A comedy about long-term NHS patients on a hospital ward may not sound like the best premise for fun – but on the contrary. Only When I Laugh has become one of the best-remembered television series of all time. The Yorkshire TV series ran from 1979 to 1982 and featured misbehaving patients Norman Binns, Roy Figgis and Archie Glover, who managed to create continual comic mayhem with their antics.
A well-known face on our screens in the ’70s thanks to his role in Raffles as the gentleman thief’s sidekick, Christopher Strauli played the rather naïve middle class Binns. Starring alongside former Likely Lad James Bolam as working-class lorry driver and all-round troublemaker, Figgis, the trio was completed by upper-class hypochondriac Glover, played by Peter Bowles – he was already a major star thanks to appearing in the sitcom, To the Manor Born.

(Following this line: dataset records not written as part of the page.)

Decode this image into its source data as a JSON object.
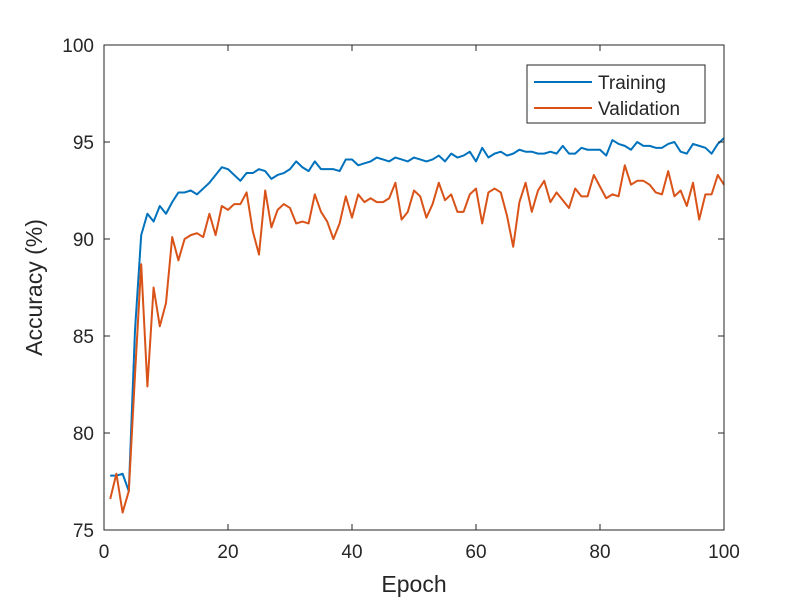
{
  "chart_data": {
    "type": "line",
    "title": "",
    "xlabel": "Epoch",
    "ylabel": "Accuracy (%)",
    "xlim": [
      0,
      100
    ],
    "ylim": [
      75,
      100
    ],
    "xticks": [
      0,
      20,
      40,
      60,
      80,
      100
    ],
    "yticks": [
      75,
      80,
      85,
      90,
      95,
      100
    ],
    "grid": false,
    "box": true,
    "legend": {
      "placement": "top-right",
      "entries": [
        "Training",
        "Validation"
      ]
    },
    "x": [
      1,
      2,
      3,
      4,
      5,
      6,
      7,
      8,
      9,
      10,
      11,
      12,
      13,
      14,
      15,
      16,
      17,
      18,
      19,
      20,
      21,
      22,
      23,
      24,
      25,
      26,
      27,
      28,
      29,
      30,
      31,
      32,
      33,
      34,
      35,
      36,
      37,
      38,
      39,
      40,
      41,
      42,
      43,
      44,
      45,
      46,
      47,
      48,
      49,
      50,
      51,
      52,
      53,
      54,
      55,
      56,
      57,
      58,
      59,
      60,
      61,
      62,
      63,
      64,
      65,
      66,
      67,
      68,
      69,
      70,
      71,
      72,
      73,
      74,
      75,
      76,
      77,
      78,
      79,
      80,
      81,
      82,
      83,
      84,
      85,
      86,
      87,
      88,
      89,
      90,
      91,
      92,
      93,
      94,
      95,
      96,
      97,
      98,
      99,
      100
    ],
    "series": [
      {
        "name": "Training",
        "color": "#0072BD",
        "values": [
          77.8,
          77.8,
          77.9,
          77.0,
          85.3,
          90.2,
          91.3,
          90.9,
          91.7,
          91.3,
          91.9,
          92.4,
          92.4,
          92.5,
          92.3,
          92.6,
          92.9,
          93.3,
          93.7,
          93.6,
          93.3,
          93.0,
          93.4,
          93.4,
          93.6,
          93.5,
          93.1,
          93.3,
          93.4,
          93.6,
          94.0,
          93.7,
          93.5,
          94.0,
          93.6,
          93.6,
          93.6,
          93.5,
          94.1,
          94.1,
          93.8,
          93.9,
          94.0,
          94.2,
          94.1,
          94.0,
          94.2,
          94.1,
          94.0,
          94.2,
          94.1,
          94.0,
          94.1,
          94.3,
          94.0,
          94.4,
          94.2,
          94.3,
          94.5,
          94.0,
          94.7,
          94.2,
          94.4,
          94.5,
          94.3,
          94.4,
          94.6,
          94.5,
          94.5,
          94.4,
          94.4,
          94.5,
          94.4,
          94.8,
          94.4,
          94.4,
          94.7,
          94.6,
          94.6,
          94.6,
          94.3,
          95.1,
          94.9,
          94.8,
          94.6,
          95.0,
          94.8,
          94.8,
          94.7,
          94.7,
          94.9,
          95.0,
          94.5,
          94.4,
          94.9,
          94.8,
          94.7,
          94.4,
          94.9,
          95.2
        ]
      },
      {
        "name": "Validation",
        "color": "#D95319",
        "values": [
          76.6,
          77.9,
          75.9,
          77.0,
          83.0,
          88.7,
          82.4,
          87.5,
          85.5,
          86.7,
          90.1,
          88.9,
          90.0,
          90.2,
          90.3,
          90.1,
          91.3,
          90.2,
          91.7,
          91.5,
          91.8,
          91.8,
          92.4,
          90.4,
          89.2,
          92.5,
          90.6,
          91.5,
          91.8,
          91.6,
          90.8,
          90.9,
          90.8,
          92.3,
          91.4,
          90.9,
          90.0,
          90.8,
          92.2,
          91.1,
          92.3,
          91.9,
          92.1,
          91.9,
          91.9,
          92.1,
          92.9,
          91.0,
          91.4,
          92.5,
          92.2,
          91.1,
          91.8,
          92.9,
          92.0,
          92.3,
          91.4,
          91.4,
          92.3,
          92.6,
          90.8,
          92.4,
          92.6,
          92.4,
          91.2,
          89.6,
          91.9,
          92.9,
          91.4,
          92.5,
          93.0,
          91.9,
          92.4,
          92.0,
          91.6,
          92.6,
          92.2,
          92.2,
          93.3,
          92.7,
          92.1,
          92.3,
          92.2,
          93.8,
          92.8,
          93.0,
          93.0,
          92.8,
          92.4,
          92.3,
          93.5,
          92.2,
          92.5,
          91.7,
          92.9,
          91.0,
          92.3,
          92.3,
          93.3,
          92.8
        ]
      }
    ]
  }
}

The other regular characters included the long-suffering Dr Gordon Thorpe played by Richard Wilson, who went on to star in One Foot in the Grave. Staff Nurse Gupte was played by Derrick Branche, the Mumbai-born actor who later starred in the award-winning 1985 film, My Beautiful Laundrette.
Bolan, Bowles, Strauli and Wilson appeared in all 29 episodes, while Branche appeared in 22. A multitude of other popular actors from the era made guest appearances, including British actor Neil McCarthy -whose previous credits included the classic 1964 film Zulu – and famous comedian, actor and scriptwriter John Junkin.
Despite being apparently ill, the three patients on the men’s surgical ward seem to be suffering from severe cases of hypochondria and they become the bane of the unsympathetic Dr Thorpe’s life. Written by Eric Chappell who also penned Rising Damp, Only When I Laugh was a family show which relied on wit and funny situations for laughs rather than bad language or vulgarity, with viewers of all ages settling down to watch it together.
Each with their strong characters and different traits, the fact that the patients sometimes clashed with each other but worked together at other times created the humour. A favourite episode among fans was one in which Figgis stole a doctor’s white coat – not to pose as a doctor to diagnose other patients but to sneak out and have a pint at a local pub! However, he soon regretted his choice of disguise when he had several other hypochondriacs bombarding him with questions about their own ailments! He ended up admitting all of them to the hospital in the end.
The series ended on 16th December 1982 in an episode called The Reunion – the trio were finally discharged from hospital and they arranged a reunion under much more enjoyable circumstances.